Previous seasons have seen me marshalling every weekend bar three between the beginning of March and the end of October. That’s a hell of a lot of meetings!! Nobody expects or asks you to put in more commitment than you want to. The only thing Bemsee ask is that you tell them in advance if you can’t make it to a meeting you’ve put your name down for. Bemsee currently run, on average, two meetings per month during the season. Marshalling’s no different from anything else in life – the more you put in, the more you get out. It’s entirely your choice.

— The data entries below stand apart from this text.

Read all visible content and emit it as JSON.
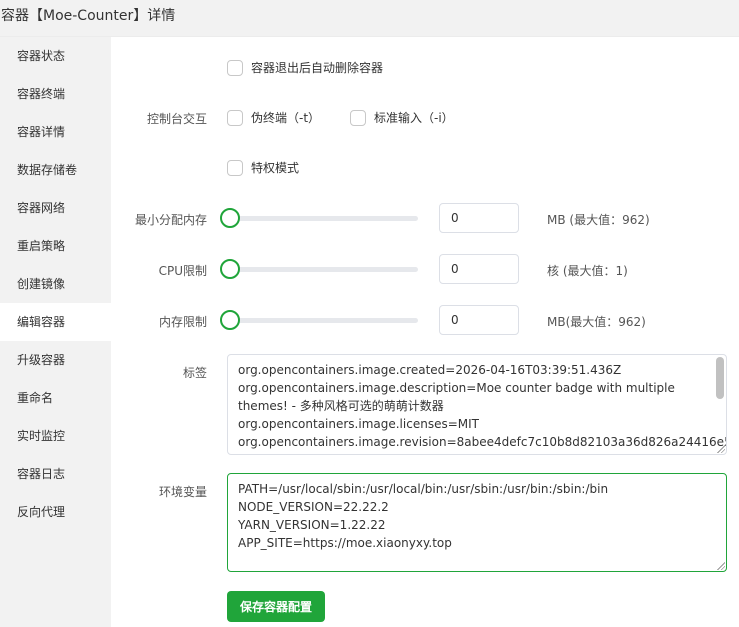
{
  "header": {
    "title": "容器【Moe-Counter】详情"
  },
  "sidebar": {
    "items": [
      {
        "label": "容器状态"
      },
      {
        "label": "容器终端"
      },
      {
        "label": "容器详情"
      },
      {
        "label": "数据存储卷"
      },
      {
        "label": "容器网络"
      },
      {
        "label": "重启策略"
      },
      {
        "label": "创建镜像"
      },
      {
        "label": "编辑容器"
      },
      {
        "label": "升级容器"
      },
      {
        "label": "重命名"
      },
      {
        "label": "实时监控"
      },
      {
        "label": "容器日志"
      },
      {
        "label": "反向代理"
      }
    ],
    "active_index": 7
  },
  "form": {
    "auto_remove": {
      "label": "容器退出后自动删除容器",
      "checked": false
    },
    "console": {
      "label": "控制台交互",
      "tty": {
        "label": "伪终端（-t）",
        "checked": false
      },
      "stdin": {
        "label": "标准输入（-i）",
        "checked": false
      }
    },
    "privileged": {
      "label": "特权模式",
      "checked": false
    },
    "min_memory": {
      "label": "最小分配内存",
      "value": "0",
      "unit": "MB (最大值：962)",
      "fraction": 0
    },
    "cpu_limit": {
      "label": "CPU限制",
      "value": "0",
      "unit": "核 (最大值：1)",
      "fraction": 0
    },
    "mem_limit": {
      "label": "内存限制",
      "value": "0",
      "unit": "MB(最大值：962)",
      "fraction": 0
    },
    "labels": {
      "label": "标签",
      "lines": [
        "org.opencontainers.image.created=2026-04-16T03:39:51.436Z",
        "org.opencontainers.image.description=Moe counter badge with multiple",
        "themes! - 多种风格可选的萌萌计数器",
        "org.opencontainers.image.licenses=MIT",
        "org.opencontainers.image.revision=8abee4defc7c10b8d82103a36d826a24416e5"
      ]
    },
    "env": {
      "label": "环境变量",
      "lines": [
        "PATH=/usr/local/sbin:/usr/local/bin:/usr/sbin:/usr/bin:/sbin:/bin",
        "NODE_VERSION=22.22.2",
        "YARN_VERSION=1.22.22",
        "APP_SITE=https://moe.xiaonyxy.top"
      ]
    },
    "save_label": "保存容器配置"
  },
  "colors": {
    "accent": "#20a53a",
    "sidebar_bg": "#f2f2f2"
  }
}
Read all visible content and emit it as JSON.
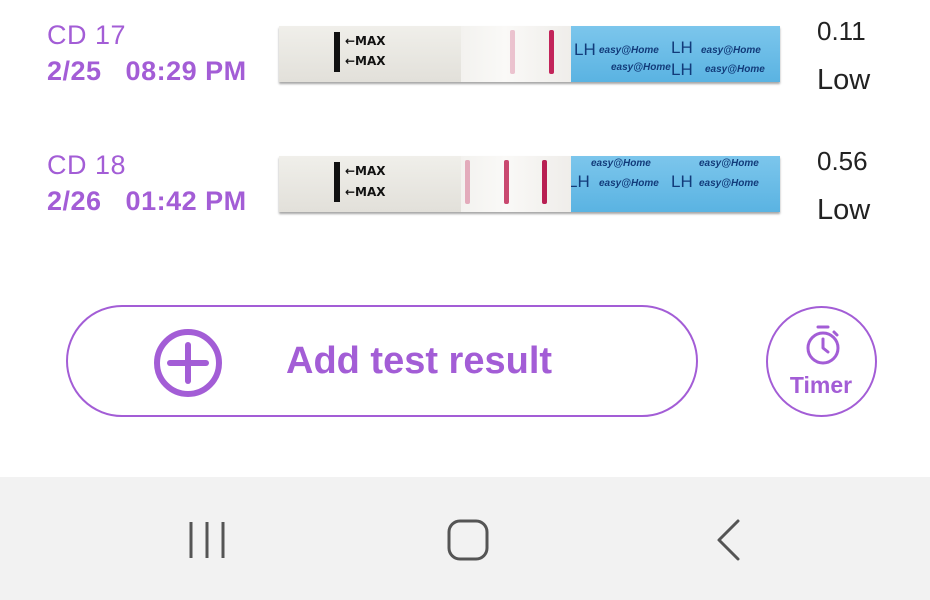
{
  "results": [
    {
      "cycle_day": "CD 17",
      "datetime": "2/25   08:29 PM",
      "value": "0.11",
      "level": "Low",
      "strip": {
        "max_label": "←MAX",
        "brand_text": "easy@Home",
        "lh_text": "LH"
      }
    },
    {
      "cycle_day": "CD 18",
      "datetime": "2/26   01:42 PM",
      "value": "0.56",
      "level": "Low",
      "strip": {
        "max_label": "←MAX",
        "brand_text": "easy@Home",
        "lh_text": "LH"
      }
    }
  ],
  "actions": {
    "add_label": "Add test result",
    "timer_label": "Timer"
  },
  "colors": {
    "accent": "#a35dd6",
    "text": "#222222",
    "strip_blue": "#6bbde8",
    "test_line": "#c2245a",
    "navbar_bg": "#f2f2f2"
  },
  "icons": {
    "add": "plus-circle-icon",
    "timer": "stopwatch-icon",
    "nav_recents": "recents-icon",
    "nav_home": "home-icon",
    "nav_back": "back-icon"
  }
}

Training and gaining experience
Bemsee hold a training day at the beginning of the season. It’s pretty comprehensive and will give both new and experienced marshals advice and hands on experience with flags, putting out fires, dealing with incidents, first aid, marshal etiquette and much more. You’ll have the opportunity to ask questions and meet all the other marshals and some of the medics and officials. If you volunteer too late for the training session it doesn’t mean you can’t marshal. But you should make sure you inform the Chief Marshal that it’s your first meeting and you didn’t attend training (that said, he’ll probably know anyway because nothing much slips past Ron). Nobody will throw you in the deep end. You’ll probably be paired off with an experienced marshal and somebody will make sure you’re aware of what’s expected. If they don’t or you have questions, don’t be afraid to ask – no matter how stupid you think the question is. The type of information that will be passed onto you during your first and subsequent days is covered within the other marshalling related topics (i.e. tips on flags, tips on dealing with incidents, tips on first aid, personal comfort and safety).Remember to have fun and relax – you’ll be with people that have been there before, so it can’t be that bad otherwise they wouldn’t have come back after their first day!!On that note – I know this may sound obvious and maybe even patronizing, but … as a marshal, you will have good days and bad days. If, by chance, your first day is a bad day, please don’t give up. Give it another go – you may find the next day is better.Don’t be too hard on yourself when you make a mistake – like I said before – I’ve learned more through my mistakes than anything else. Listen to the advice the other more experienced marshals give you, it might save you from having to learn the hard way. If you get conflicting advice seek out somebody whose opinion you trust or speak to the Chief Marshal.
Still interested? What next?
As stated previously, this introduction has been written from the perspective of a Bemsee marshal – but that doesn’t mean they’re the only club to marshal for. The contact information linked to on this page is Bemsee related and will put you in contact with the Bemsee Chief Marshal. So, the next step is to give Uncle Ron (Bemsee Chief Marshal) or your chosen club a ring and they should tell you what their particular pre-requisites are (if any) and give you the dates for upcoming meetings and training sessions.
Hopefully I'll see you on a circuit corner sometime soon. I'll be the one wearing orange ... STAY SAFE AND HAVE FUN!!